Google has been quietly experimenting with driverless cars for years, and now wants to try them out on Nevada's roads. But the search-engine giant must persuade Nevada's legislature.
Google lobbyist David Goldwater told the state assembly last month that "autonomous" cars are safer and more fuel-efficient than the people-driven variety. Lawmakers are to vote on the issue before the current session ends in June.
Proponents say Google's robot drivers never get distracted, sleepy or intoxicated. The sensor-laden vehicles react faster than human drivers and don't have blind spots, thanks to a rotating roof-mounted laser range-finder that scans more than 200 feet in all directions to generate a 3-D map.
Google's fleet of six driverless Toyota Priuses and an Audi TT have radar and video cameras that locate the car's position on the map and watch for stop lights and obstacles.
Google says it has put the vehicles through 1,000 miles of testing in California, plus another 140,000 miles with occasional human involvement.

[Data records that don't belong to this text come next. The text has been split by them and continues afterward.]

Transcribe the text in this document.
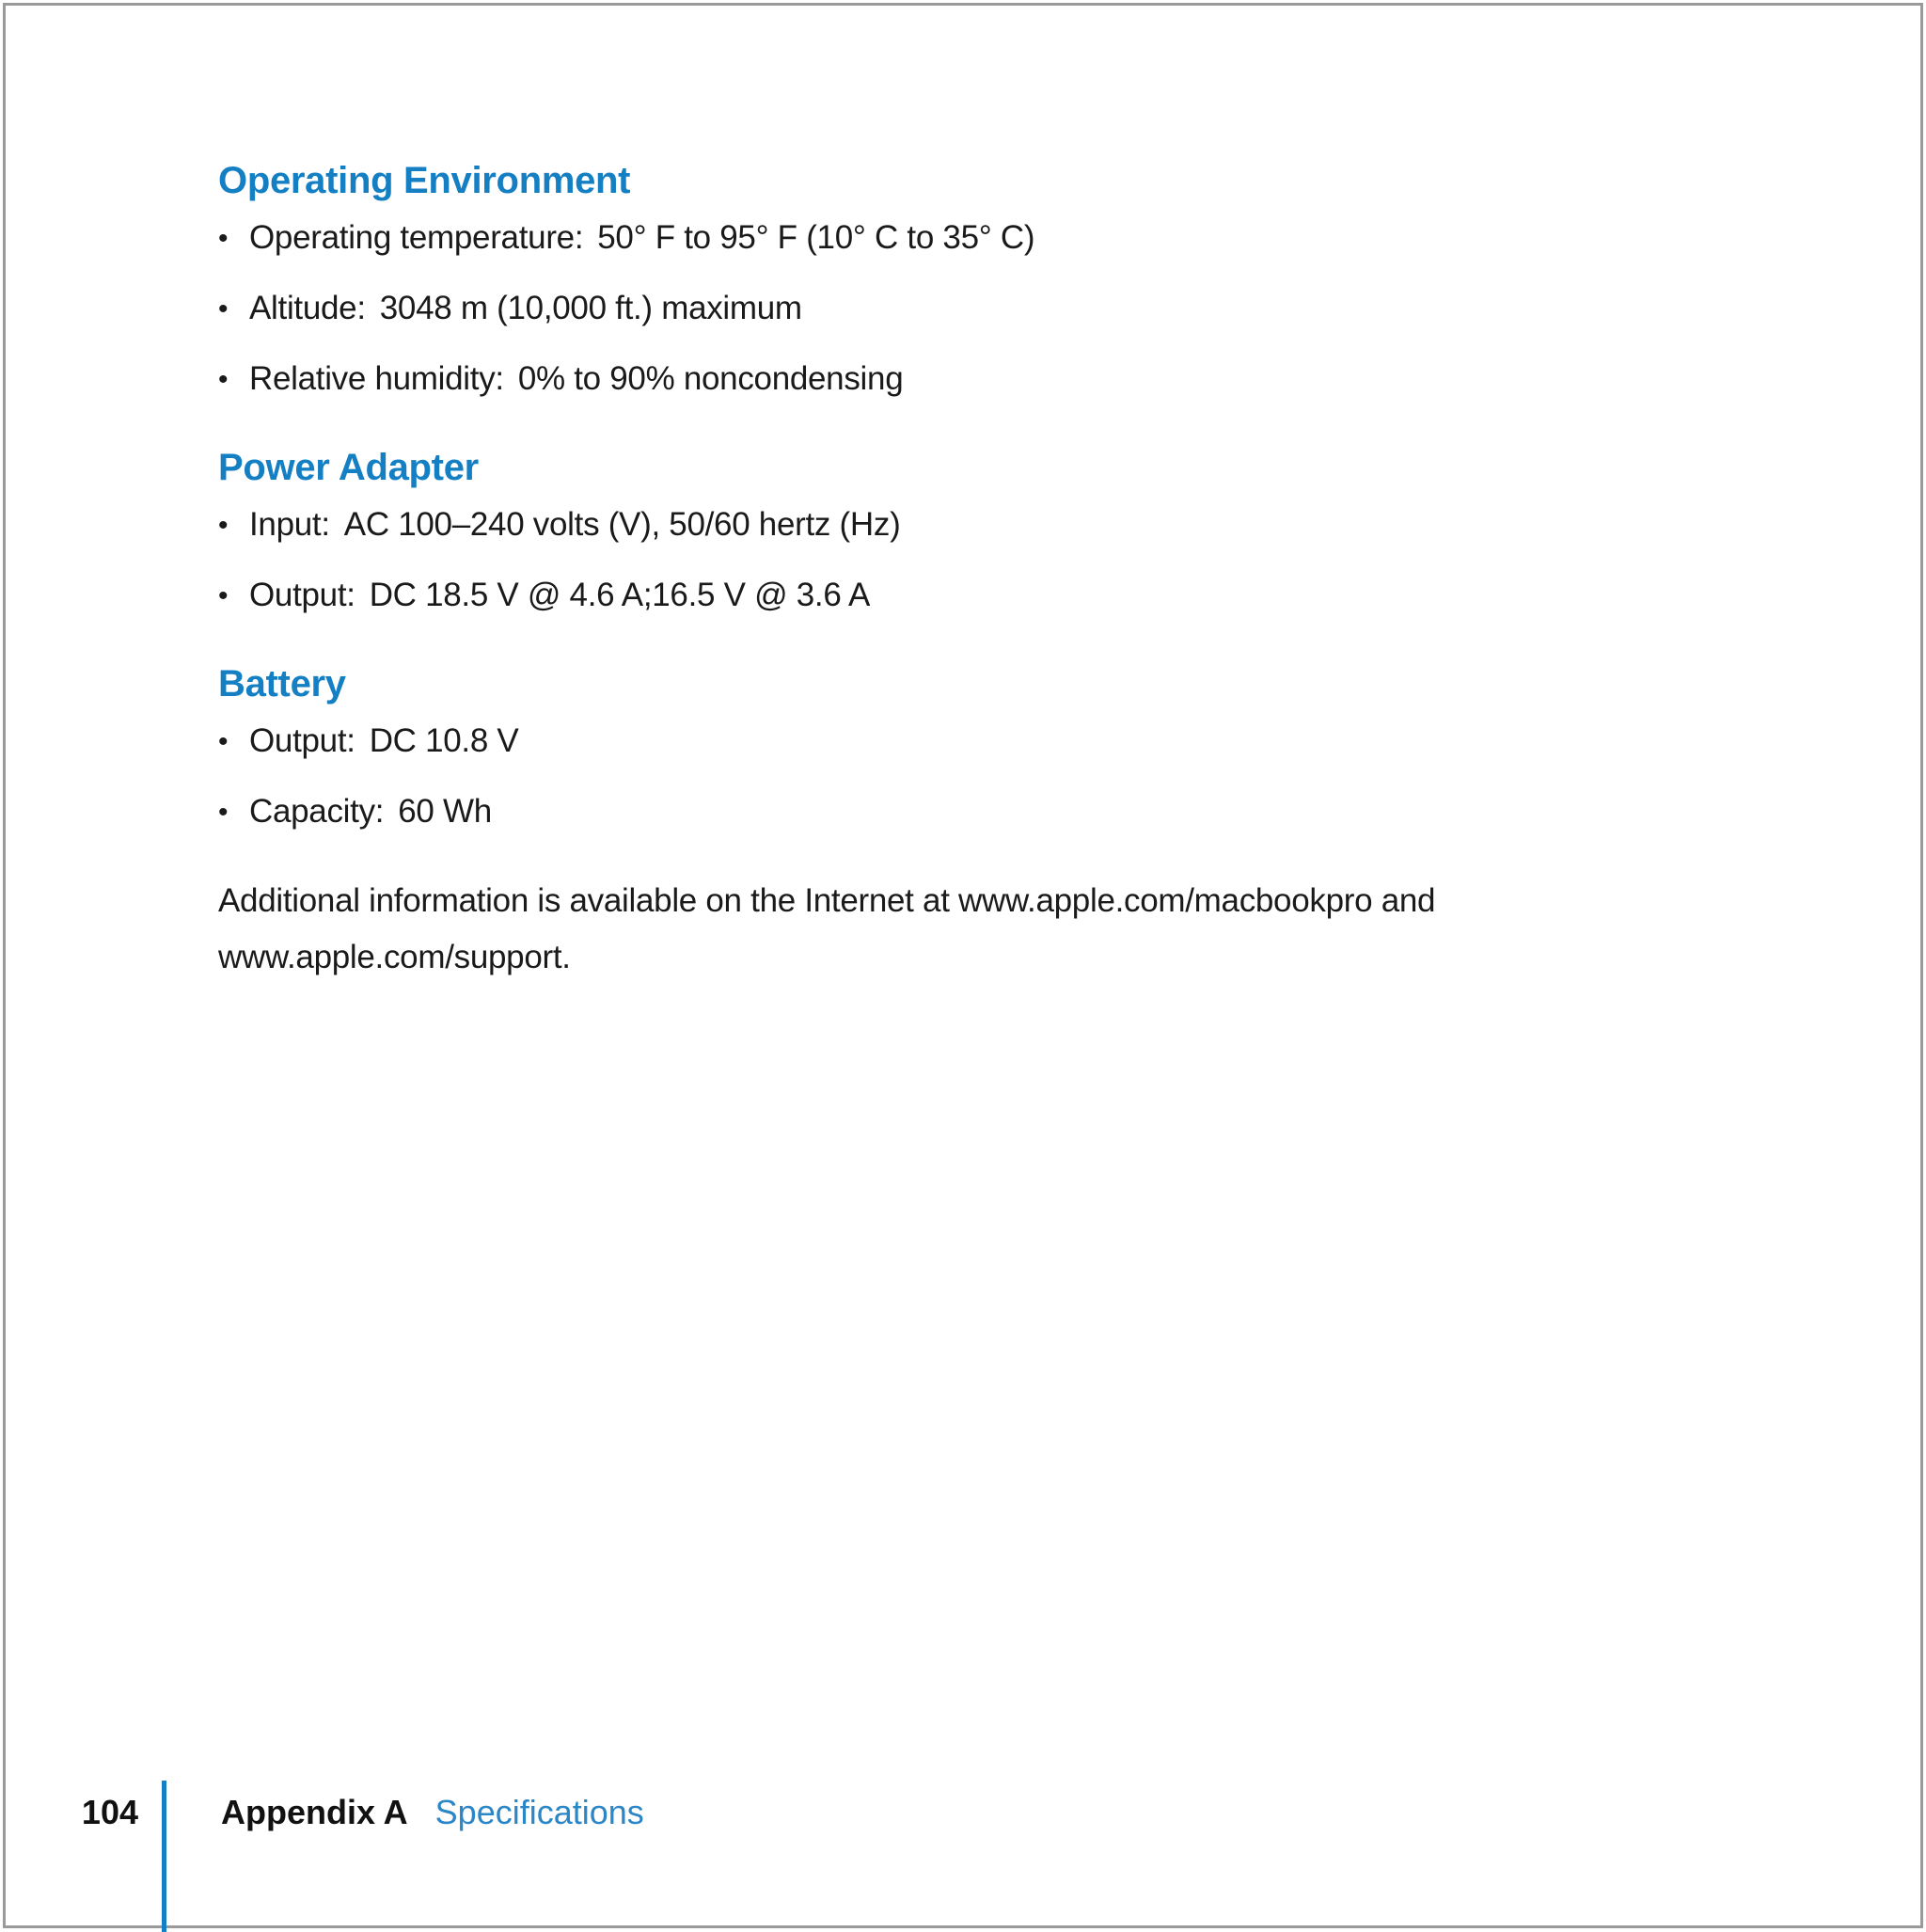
Operating Environment
• Operating temperature: 50° F to 95° F (10° C to 35° C)
• Altitude: 3048 m (10,000 ft.) maximum
• Relative humidity: 0% to 90% noncondensing
Power Adapter
• Input: AC 100–240 volts (V), 50/60 hertz (Hz)
• Output: DC 18.5 V @ 4.6 A;16.5 V @ 3.6 A
Battery
• Output: DC 10.8 V
• Capacity: 60 Wh

Additional information is available on the Internet at www.apple.com/macbookpro and
www.apple.com/support.

104 Appendix A Specifications
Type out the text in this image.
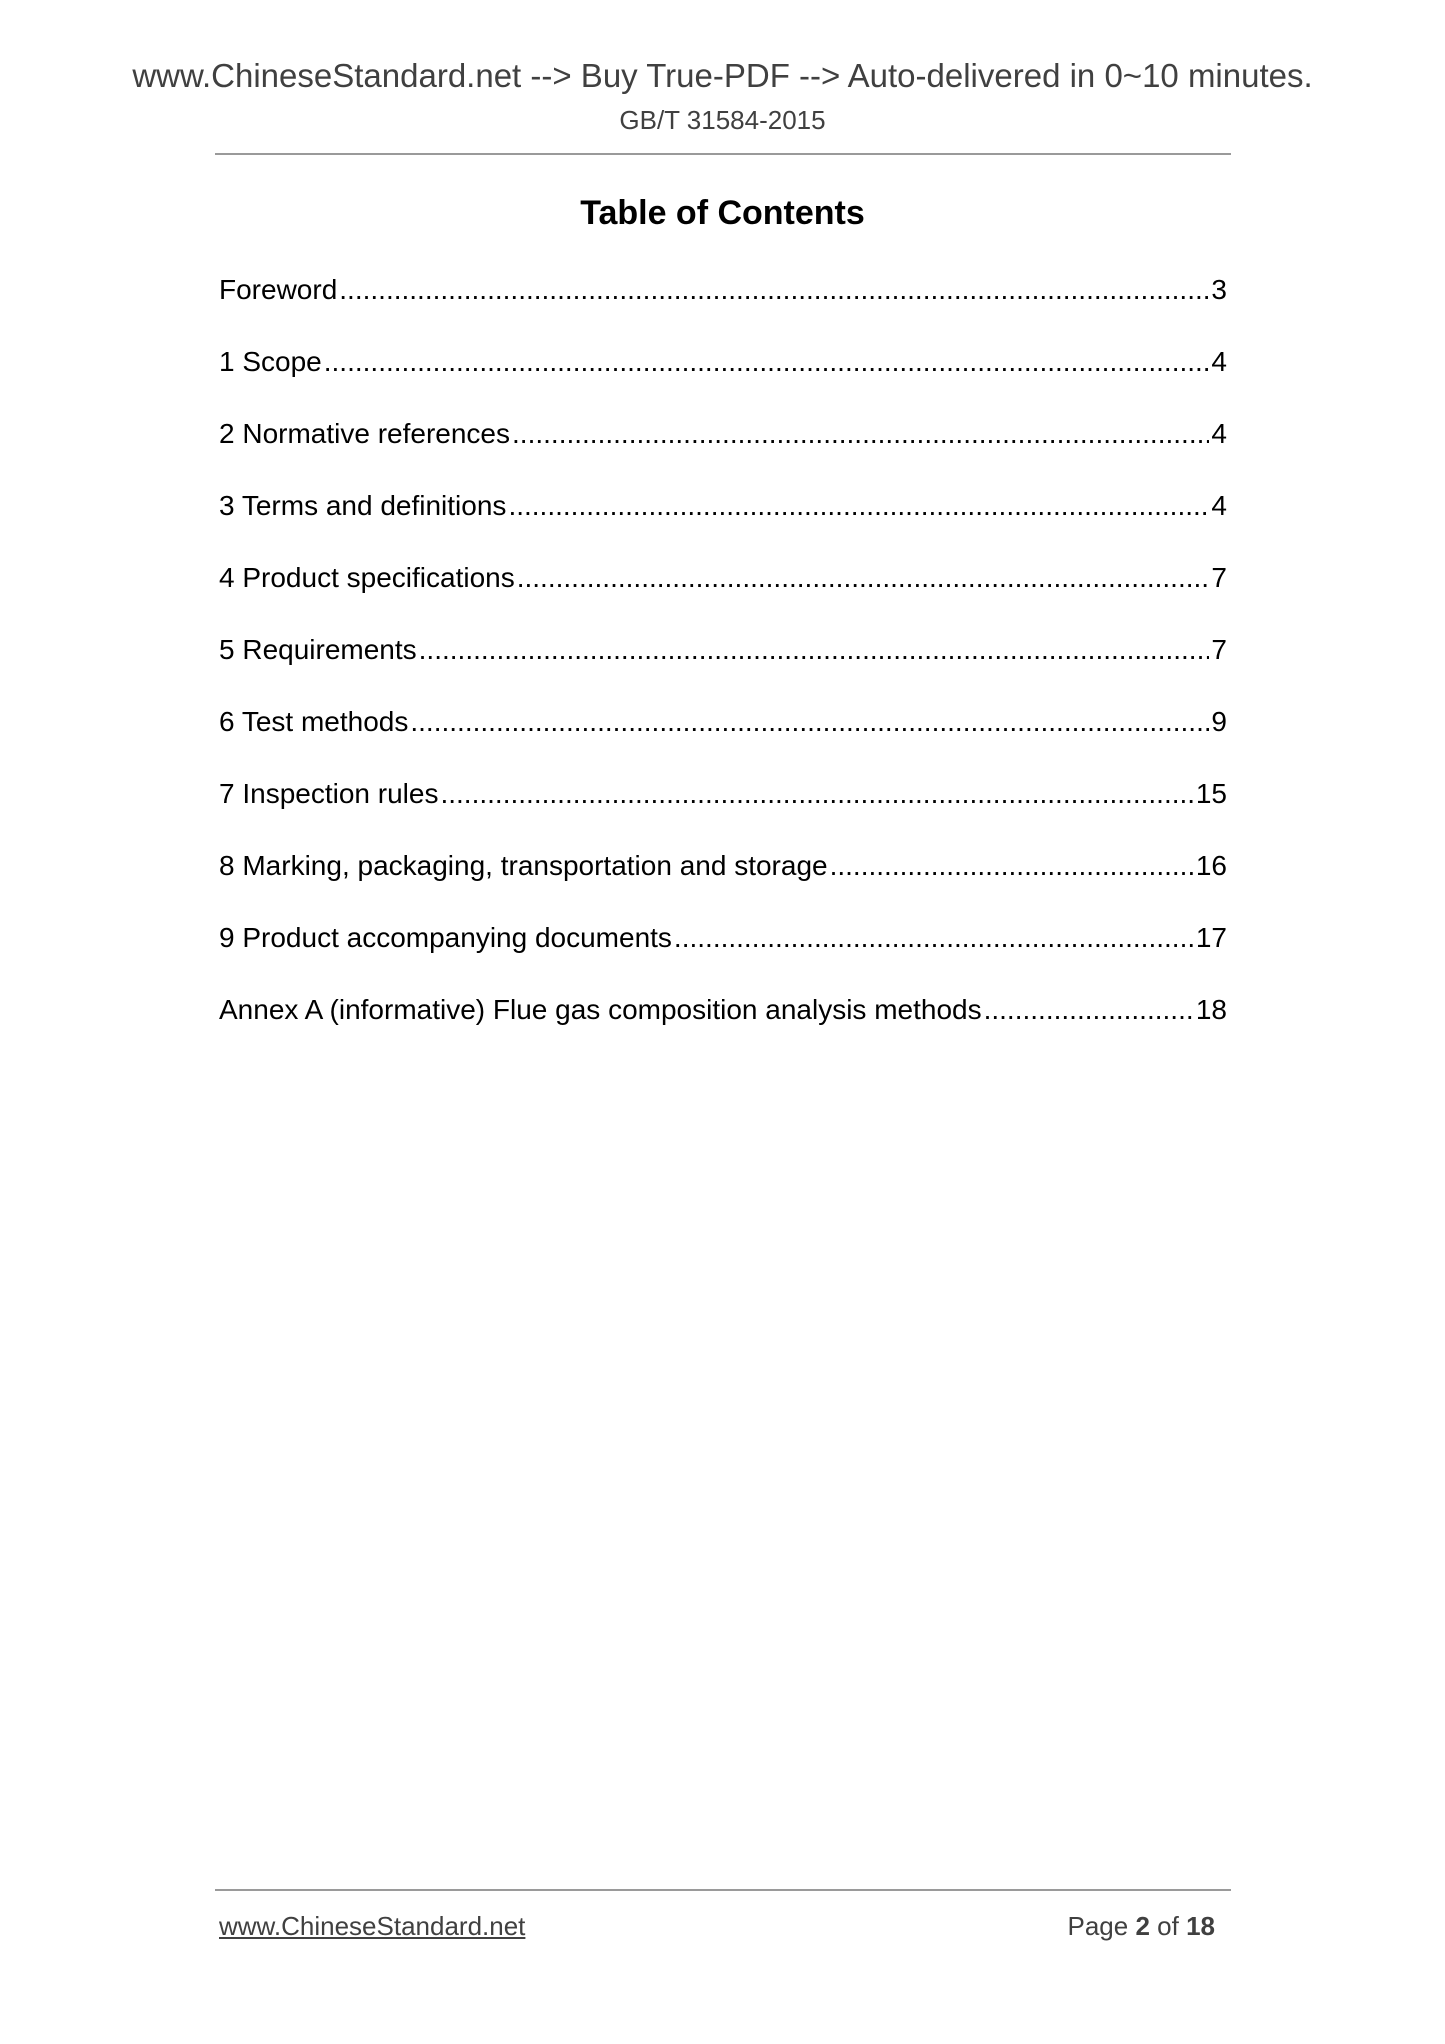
www.ChineseStandard.net --> Buy True-PDF --> Auto-delivered in 0~10 minutes.
GB/T 31584-2015
Table of Contents
Foreword .....	3
1 Scope .....	4
2 Normative references .....	4
3 Terms and definitions .....	4
4 Product specifications .....	7
5 Requirements .....	7
6 Test methods .....	9
7 Inspection rules .....	15
8 Marking, packaging, transportation and storage .....	16
9 Product accompanying documents .....	17
Annex A (informative) Flue gas composition analysis methods .....	18
www.ChineseStandard.net	Page 2 of 18
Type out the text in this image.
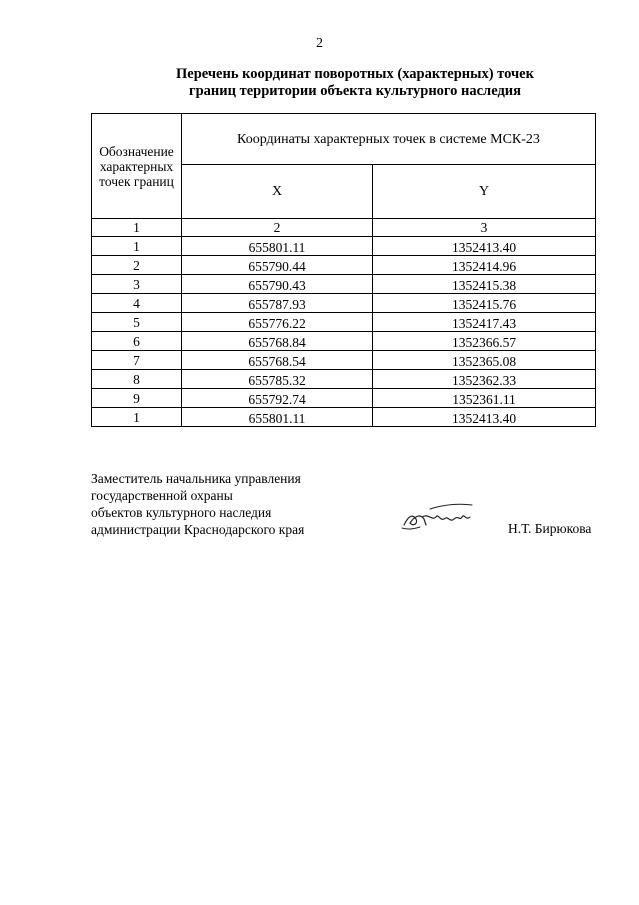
2
Перечень координат поворотных (характерных) точек
границ территории объекта культурного наследия
Обозначение
характерных
точек границ	Координаты характерных точек в системе МСК-23	
	X	Y
1	2	3
1	655801.11	1352413.40
2	655790.44	1352414.96
3	655790.43	1352415.38
4	655787.93	1352415.76
5	655776.22	1352417.43
6	655768.84	1352366.57
7	655768.54	1352365.08
8	655785.32	1352362.33
9	655792.74	1352361.11
1	655801.11	1352413.40
Заместитель начальника управления
государственной охраны
объектов культурного наследия
администрации Краснодарского края	Н.Т. Бирюкова
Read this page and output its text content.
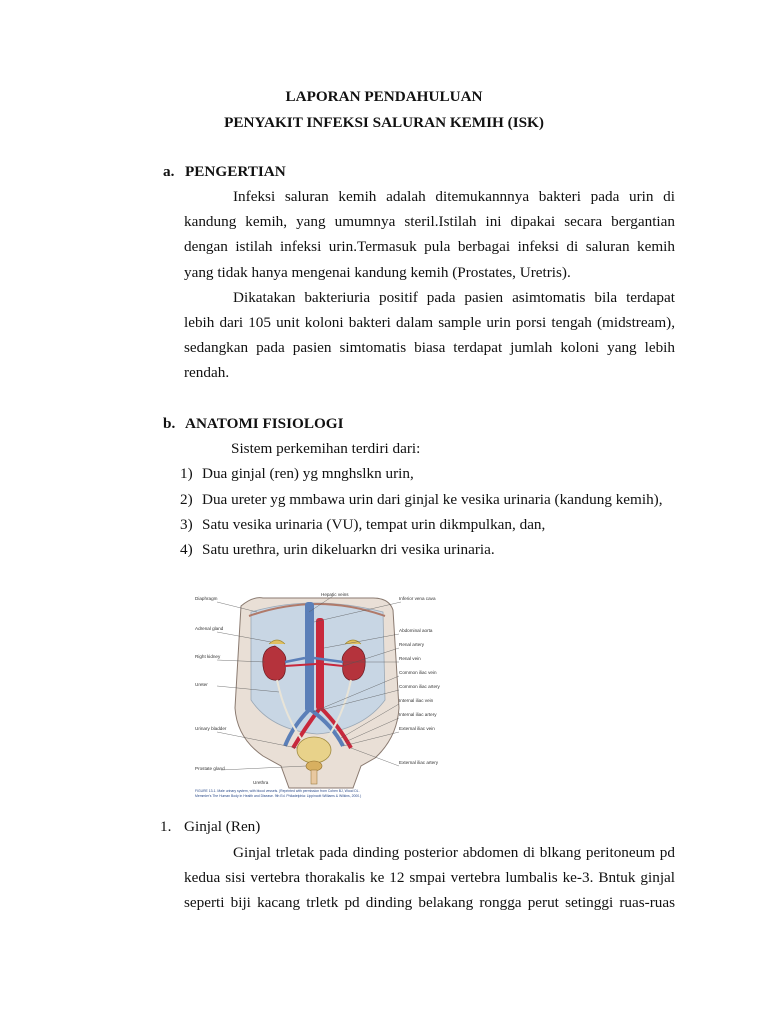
LAPORAN PENDAHULUAN
PENYAKIT INFEKSI SALURAN KEMIH (ISK)
a. PENGERTIAN
Infeksi saluran kemih adalah ditemukannnya bakteri pada urin di
kandung kemih, yang umumnya steril.Istilah ini dipakai secara bergantian
dengan istilah infeksi urin.Termasuk pula berbagai infeksi di saluran kemih
yang tidak hanya mengenai kandung kemih (Prostates, Uretris).
Dikatakan bakteriuria positif pada pasien asimtomatis bila terdapat
lebih dari 105 unit koloni bakteri dalam sample urin porsi tengah (midstream),
sedangkan pada pasien simtomatis biasa terdapat jumlah koloni yang lebih
rendah.
b. ANATOMI FISIOLOGI
Sistem perkemihan terdiri dari:
1) Dua ginjal (ren) yg mnghslkn urin,
2) Dua ureter yg mmbawa urin dari ginjal ke vesika urinaria (kandung kemih),
3) Satu vesika urinaria (VU), tempat urin dikmpulkan, dan,
4) Satu urethra, urin dikeluarkn dri vesika urinaria.
Diaphragm
Adrenal gland
Right kidney
Ureter
Urinary bladder
Prostate gland
Urethra
Hepatic veins
Inferior vena cava
Abdominal aorta
Renal artery
Renal vein
Common iliac vein
Common iliac artery
Internal iliac vein
Internal iliac artery
External iliac vein
External iliac artery
FIGURE 13-1. Male urinary system, with blood vessels. (Reprinted with permission from Cohen BJ, Wood DL.
Memmler's The Human Body in Health and Disease. 9th Ed. Philadelphia: Lippincott Williams & Wilkins, 2000.)
1. Ginjal (Ren)
Ginjal trletak pada dinding posterior abdomen di blkang peritoneum pd
kedua sisi vertebra thorakalis ke 12 smpai vertebra lumbalis ke-3. Bntuk ginjal
seperti biji kacang trletk pd dinding belakang rongga perut setinggi ruas-ruas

While testing, the vehicles can be overridden by a real driver. The only accident during the secret test program occurred when a car steered by a person plowed into the rear end of a test vehicle that was stopped at a red light.
The company hasn't said what commercial plans it has for the vehicles or why it chose Nevada to seek testing rights.
"In some respects this is a great template and a great model," Ryan Calo, a legal scholar at Stanford Law School told the New York Times. "It recognizes a need to create a process to test these vehicles and set aside an area of Nevada where testing can take place."